Monday, November 18, 2024

My Reconstitution Posts

               The Vice President of the ELCA, the highest-ranking lay leader in my denomination, just asked a question: If you were to change the organizational structure of the ELCA, how would you do it?

              Last year I engaged with this question in a sustained kind of way on this blog. Here are links to some of those thoughts.

-In my first post, initially planned as a one-off, I thought back to major changes in the ELCA since its establishment and laid out a couple of alternative models of church that took them into account, but the idea caught my imagination and I was off to the races.

- I took some time defining Church.

- I thought a bit about the task of lay folk.

-I meandered around what it means to be ordained.

-I made the case that practicing the liturgy is reasonable, an argument I am still making in a variety of forms.

-I made some arguments about a more decentralized or more centralized polity.

-I engaged with an Atlantic article everyone, even non-church-types were sharing.

-I shared a map of what the ELCA (missing the Caribbean Synod) would look like if we cut the number of Synods in half.

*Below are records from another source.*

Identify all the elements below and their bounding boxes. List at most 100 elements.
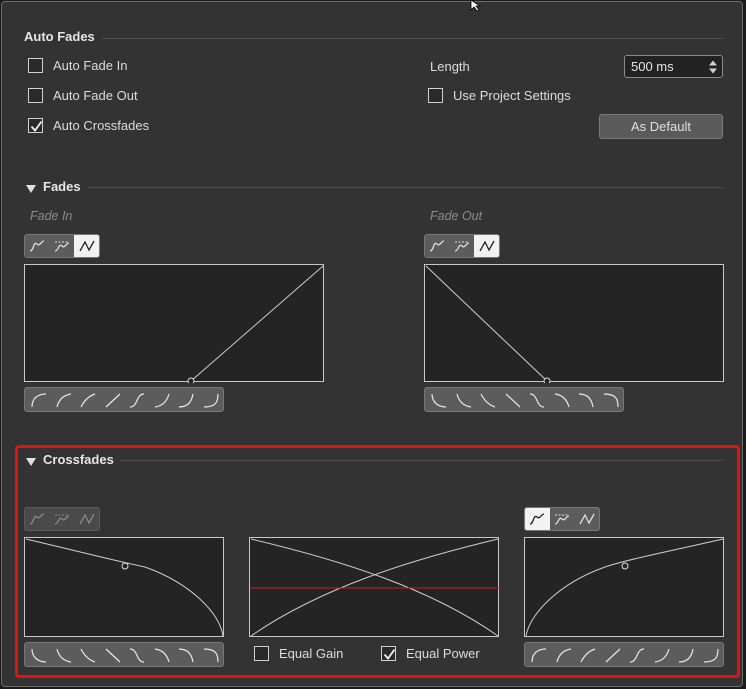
auto-crossfades-checkbox[interactable] <box>28 118 43 133</box>
equal-power-option[interactable]: Equal Power <box>381 646 480 661</box>
linear-interpolation-icon[interactable] <box>574 508 599 530</box>
spline-interpolation-icon <box>25 508 50 530</box>
fades-collapse-icon[interactable] <box>26 182 36 197</box>
auto-fades-dialog: Auto Fades Auto Fade In Auto Fade Out Au… <box>1 1 743 687</box>
fade-out-preset-3-icon[interactable] <box>476 388 501 411</box>
fade-out-mode-group <box>424 234 500 258</box>
crossfade-fade-in-mode-group <box>524 507 600 531</box>
auto-fade-in-option[interactable]: Auto Fade In <box>28 58 127 73</box>
auto-fade-out-label: Auto Fade Out <box>53 88 138 103</box>
equal-gain-label: Equal Gain <box>279 646 344 661</box>
fade-in-preset-2-icon[interactable] <box>552 643 577 666</box>
equal-gain-checkbox[interactable] <box>254 646 269 661</box>
damped-spline-icon[interactable] <box>50 235 75 257</box>
fade-out-preset-8-icon[interactable] <box>199 643 224 666</box>
crossfades-divider <box>120 460 723 461</box>
auto-crossfades-label: Auto Crossfades <box>53 118 150 133</box>
fade-out-preset-scurve-icon[interactable] <box>525 388 550 411</box>
fade-in-preset-8-icon[interactable] <box>699 643 724 666</box>
fade-out-preset-linear-icon[interactable] <box>501 388 526 411</box>
length-label: Length <box>430 59 470 74</box>
equal-power-checkbox[interactable] <box>381 646 396 661</box>
linear-interpolation-icon[interactable] <box>74 235 99 257</box>
crossfade-fade-in-handle[interactable] <box>621 562 629 570</box>
fade-in-preset-scurve-icon[interactable] <box>125 388 150 411</box>
fade-out-preset-1-icon[interactable] <box>27 643 52 666</box>
length-spinbox[interactable]: 500 ms <box>624 55 723 78</box>
fade-out-preset-7-icon[interactable] <box>174 643 199 666</box>
crossfade-fade-out-handle[interactable] <box>121 562 129 570</box>
fade-in-preset-6-icon[interactable] <box>150 388 175 411</box>
fade-out-preset-7-icon[interactable] <box>574 388 599 411</box>
fade-out-preset-3-icon[interactable] <box>76 643 101 666</box>
fade-out-preset-6-icon[interactable] <box>150 643 175 666</box>
fade-out-preset-8-icon[interactable] <box>599 388 624 411</box>
crossfade-fade-out-presets <box>24 642 224 667</box>
crossfade-fade-in-curve <box>525 538 724 637</box>
fade-out-preset-6-icon[interactable] <box>550 388 575 411</box>
fades-divider <box>88 187 723 188</box>
spline-interpolation-icon[interactable] <box>425 235 450 257</box>
use-project-settings-option[interactable]: Use Project Settings <box>428 88 571 103</box>
use-project-settings-label: Use Project Settings <box>453 88 571 103</box>
fade-in-curve-handle[interactable] <box>187 377 195 383</box>
fade-in-preset-6-icon[interactable] <box>650 643 675 666</box>
length-value: 500 ms <box>631 59 674 74</box>
crossfade-fade-in-editor[interactable] <box>524 537 724 637</box>
auto-fade-in-label: Auto Fade In <box>53 58 128 73</box>
fade-in-preset-1-icon[interactable] <box>27 388 52 411</box>
fade-out-presets <box>424 387 624 412</box>
fades-title: Fades <box>43 179 81 194</box>
fade-out-label: Fade Out <box>430 209 483 223</box>
crossfades-title: Crossfades <box>43 452 114 467</box>
crossfade-fade-out-editor[interactable] <box>24 537 224 637</box>
fade-in-curve <box>190 265 324 382</box>
fade-in-preset-1-icon[interactable] <box>527 643 552 666</box>
auto-fade-out-option[interactable]: Auto Fade Out <box>28 88 138 103</box>
fade-out-curve-editor[interactable] <box>424 264 724 383</box>
spline-interpolation-icon[interactable] <box>525 508 550 530</box>
fade-in-label: Fade In <box>30 209 73 223</box>
fade-out-curve <box>425 265 548 382</box>
auto-fades-title: Auto Fades <box>24 29 95 44</box>
spline-interpolation-icon[interactable] <box>25 235 50 257</box>
crossfades-collapse-icon[interactable] <box>26 455 36 470</box>
as-default-button[interactable]: As Default <box>599 114 723 139</box>
auto-crossfades-option[interactable]: Auto Crossfades <box>28 118 149 133</box>
fade-in-mode-group <box>24 234 100 258</box>
fade-in-preset-3-icon[interactable] <box>76 388 101 411</box>
fade-in-preset-8-icon[interactable] <box>199 388 224 411</box>
auto-fade-in-checkbox[interactable] <box>28 58 43 73</box>
auto-fades-divider <box>102 38 723 39</box>
crossfade-fade-in-presets <box>524 642 724 667</box>
fade-in-preset-linear-icon[interactable] <box>101 388 126 411</box>
damped-spline-icon[interactable] <box>450 235 475 257</box>
use-project-settings-checkbox[interactable] <box>428 88 443 103</box>
fade-in-preset-7-icon[interactable] <box>174 388 199 411</box>
fade-out-preset-1-icon[interactable] <box>427 388 452 411</box>
equal-gain-option[interactable]: Equal Gain <box>254 646 343 661</box>
fade-in-presets <box>24 387 224 412</box>
fade-out-preset-scurve-icon[interactable] <box>125 643 150 666</box>
linear-interpolation-icon <box>74 508 99 530</box>
fade-out-preset-linear-icon[interactable] <box>101 643 126 666</box>
checkmark-icon <box>383 648 396 660</box>
fade-out-preset-2-icon[interactable] <box>52 643 77 666</box>
fade-out-preset-2-icon[interactable] <box>452 388 477 411</box>
linear-interpolation-icon[interactable] <box>474 235 499 257</box>
fade-in-curve-editor[interactable] <box>24 264 324 383</box>
equal-power-label: Equal Power <box>406 646 480 661</box>
crossfade-fade-out-mode-group <box>24 507 100 531</box>
fade-out-curve-handle[interactable] <box>543 377 551 383</box>
mouse-pointer-icon <box>470 0 484 15</box>
auto-fade-out-checkbox[interactable] <box>28 88 43 103</box>
fade-in-preset-scurve-icon[interactable] <box>625 643 650 666</box>
spinner-arrows-icon[interactable] <box>708 59 718 75</box>
fade-in-preset-7-icon[interactable] <box>674 643 699 666</box>
fade-in-preset-2-icon[interactable] <box>52 388 77 411</box>
fade-in-preset-3-icon[interactable] <box>576 643 601 666</box>
fade-in-preset-linear-icon[interactable] <box>601 643 626 666</box>
crossfade-preview <box>249 537 500 637</box>
damped-spline-icon[interactable] <box>550 508 575 530</box>
crossfade-fade-out-curve <box>25 538 224 637</box>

-I wrestled with some questions about authority: Who is the Pastor’s Boss? How do we share our money?

-More recently, I tugged at the thorny question of power and responsibilities surrounding congregational closings and named some alternative framings for leadership and organization.

              What do these dozen or so posts add up to? A few ponderings inspired by the ELCA’s hopeful intention to reconstitute ourselves, so that we might be more faithful in the world as it is, so we might move on from “living into” the merger of 1988 to living together in 2025 and on into the future.